Comment fonctionne une activité de vendeur à domicile indépendant ?
Le VDI travaille à son compte, sans être salarié de l’entreprise dont il commercialise les produits. Il choisit ses horaires et cherche lui-même des clients. Les ventes ont lieu à domicile, lors de réunions, mais également grâce aux recommandations et aux contacts créés localement.
Le contrat précise la relation entre les deux parties. Avec un contrat de mandataire, le VDI prend les commandes pour la marque et touche des commissions sur les ventes réalisées. Il n’achète pas les produits destinés à être vendus aux clients. En revanche, le VDI acheteur-revendeur les acquiert à un tarif préférentiel, puis les revend dans les conditions prévues au contrat. Sa rémunération vient de la marge réalisée sur les ventes, avec le risque de conserver les articles invendus.
Les personnes qui souhaitent devenir VDI dans le bien-être peuvent rejoindre Secrets de Miel et commercialiser ses produits issus de la ruche. La marque fournit un catalogue et des outils commerciaux. La recherche de clientes, l’organisation des rendez-vous et le suivi des contacts reviennent ensuite à chaque vendeur ou vendeuse.
Quels coûts et quelles démarches faut-il prévoir pour débuter ?
Le démarrage ne réclame ni création de société ni location d’un local. Le VDI doit déclarer son début d’activité via le guichet unique des formalités des entreprises. Cette déclaration est gratuite. Les démarches administratives comprennent également la déclaration des revenus, en BNC pour un mandataire ou en BIC pour un acheteur-revendeur.
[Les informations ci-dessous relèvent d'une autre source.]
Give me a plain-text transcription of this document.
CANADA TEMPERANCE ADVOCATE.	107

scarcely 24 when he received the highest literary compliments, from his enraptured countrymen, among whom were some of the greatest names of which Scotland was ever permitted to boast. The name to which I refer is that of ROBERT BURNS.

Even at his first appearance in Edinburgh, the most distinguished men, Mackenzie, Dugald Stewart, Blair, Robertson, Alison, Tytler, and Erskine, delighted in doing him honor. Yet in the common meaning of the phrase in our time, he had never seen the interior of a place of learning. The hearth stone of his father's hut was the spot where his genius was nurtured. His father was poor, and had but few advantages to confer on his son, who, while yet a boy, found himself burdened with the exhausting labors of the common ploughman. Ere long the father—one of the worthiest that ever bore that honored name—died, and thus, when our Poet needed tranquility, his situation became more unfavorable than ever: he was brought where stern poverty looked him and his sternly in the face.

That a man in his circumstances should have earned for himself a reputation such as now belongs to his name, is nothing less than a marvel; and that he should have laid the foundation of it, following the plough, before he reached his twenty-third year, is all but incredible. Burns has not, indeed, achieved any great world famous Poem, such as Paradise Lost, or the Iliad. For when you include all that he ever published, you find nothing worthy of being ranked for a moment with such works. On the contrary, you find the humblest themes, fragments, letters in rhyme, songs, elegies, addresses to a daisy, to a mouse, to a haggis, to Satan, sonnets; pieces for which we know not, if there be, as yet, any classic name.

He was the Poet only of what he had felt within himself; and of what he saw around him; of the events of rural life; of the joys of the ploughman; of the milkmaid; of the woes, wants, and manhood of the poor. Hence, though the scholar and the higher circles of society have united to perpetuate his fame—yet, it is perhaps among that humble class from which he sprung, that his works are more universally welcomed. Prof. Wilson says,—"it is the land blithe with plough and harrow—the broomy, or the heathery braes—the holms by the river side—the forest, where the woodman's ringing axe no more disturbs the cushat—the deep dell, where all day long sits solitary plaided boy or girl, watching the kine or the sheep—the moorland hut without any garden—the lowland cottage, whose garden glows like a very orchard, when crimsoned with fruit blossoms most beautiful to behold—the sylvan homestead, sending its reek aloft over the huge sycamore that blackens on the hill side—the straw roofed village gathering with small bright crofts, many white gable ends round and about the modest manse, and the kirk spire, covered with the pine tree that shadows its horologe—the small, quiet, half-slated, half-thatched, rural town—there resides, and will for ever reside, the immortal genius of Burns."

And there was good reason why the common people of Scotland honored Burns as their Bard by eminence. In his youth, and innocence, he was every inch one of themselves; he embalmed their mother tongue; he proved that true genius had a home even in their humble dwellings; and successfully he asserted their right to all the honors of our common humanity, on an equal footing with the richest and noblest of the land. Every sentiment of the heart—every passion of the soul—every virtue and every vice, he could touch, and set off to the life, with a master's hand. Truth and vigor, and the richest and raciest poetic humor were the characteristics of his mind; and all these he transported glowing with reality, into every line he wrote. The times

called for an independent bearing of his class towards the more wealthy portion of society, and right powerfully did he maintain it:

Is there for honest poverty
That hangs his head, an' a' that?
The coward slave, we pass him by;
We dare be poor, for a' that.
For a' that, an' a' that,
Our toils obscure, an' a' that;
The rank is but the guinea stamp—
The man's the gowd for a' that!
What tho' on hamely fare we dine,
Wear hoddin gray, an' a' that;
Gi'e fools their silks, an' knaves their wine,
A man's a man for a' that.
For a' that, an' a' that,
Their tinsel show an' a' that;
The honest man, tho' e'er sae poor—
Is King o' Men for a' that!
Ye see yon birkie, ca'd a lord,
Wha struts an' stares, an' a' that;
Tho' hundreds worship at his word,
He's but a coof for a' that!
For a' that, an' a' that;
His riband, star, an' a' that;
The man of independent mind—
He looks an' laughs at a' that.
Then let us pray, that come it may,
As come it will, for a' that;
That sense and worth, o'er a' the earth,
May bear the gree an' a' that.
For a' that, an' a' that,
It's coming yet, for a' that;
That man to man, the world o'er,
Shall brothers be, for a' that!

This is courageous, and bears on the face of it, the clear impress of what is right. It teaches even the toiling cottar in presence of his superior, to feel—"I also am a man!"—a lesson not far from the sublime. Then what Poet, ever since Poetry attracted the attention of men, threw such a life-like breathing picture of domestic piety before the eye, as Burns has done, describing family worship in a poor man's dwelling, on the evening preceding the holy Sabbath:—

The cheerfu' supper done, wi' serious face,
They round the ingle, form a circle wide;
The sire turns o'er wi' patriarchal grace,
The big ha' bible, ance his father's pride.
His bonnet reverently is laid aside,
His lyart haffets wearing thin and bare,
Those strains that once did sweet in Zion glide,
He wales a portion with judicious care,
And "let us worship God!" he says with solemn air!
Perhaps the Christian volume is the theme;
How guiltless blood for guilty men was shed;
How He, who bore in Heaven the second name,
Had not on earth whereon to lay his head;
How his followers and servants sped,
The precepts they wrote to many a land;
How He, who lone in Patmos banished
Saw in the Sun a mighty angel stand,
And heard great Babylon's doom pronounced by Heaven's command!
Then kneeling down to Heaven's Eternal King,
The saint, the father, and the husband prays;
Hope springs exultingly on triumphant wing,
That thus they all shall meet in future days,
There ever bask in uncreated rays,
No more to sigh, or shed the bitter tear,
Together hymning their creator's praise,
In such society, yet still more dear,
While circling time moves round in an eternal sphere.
Les cotisations sociales sont calculées à partir de la rémunération du VDI. L’entreprise de vente directe effectue les déclarations et verse les sommes dues à l’Urssaf, en retenant la part à la charge du vendeur. Le montant affiché sur une grille de commissions ne correspond pas forcément à ce qui sera réellement encaissé.
Les frais de lancement varient beaucoup d’un réseau à l’autre. Un kit de démonstration peut être gratuit, payant ou remis contre une caution. Des échantillons, les déplacements et les frais de livraison s’ajoutent parfois aux coûts.
Pour savoir ce que l’activité rapporte réellement, il faut retirer les frais des commissions ou la marge perçue. Le montant total des commandes, à lui seul, n’est pas révélateur.
Quels éléments faut-il vérifier avant de se lancer en VDI ?
Le contrat doit être lu avant toute dépense. Le mode de rémunération, la fréquence des paiements et les conditions d’accès aux éventuels paliers doivent apparaître de façon explicite. Dans le cas d’un acheteur-revendeur, le contrat doit préciser ce qu’il advient des invendus et si le stock peut être repris. Il faut aussi vérifier les éventuelles clauses d’exclusivité, la durée de l’engagement et les conditions de résiliation.
Sous le statut VDI, le vendeur travaille à son compte en conservant son rattachement au régime général de la Sécurité sociale. Il ne reçoit ni salaire fixe ni congés payés. Il ne cotise pas non plus à l’assurance chômage au titre de cette activité. Le VDI peut généralement conserver son emploi salarié, à condition de respecter les clauses de son contrat de travail et de ne pas exercer une activité concurrente à celle de son employeur.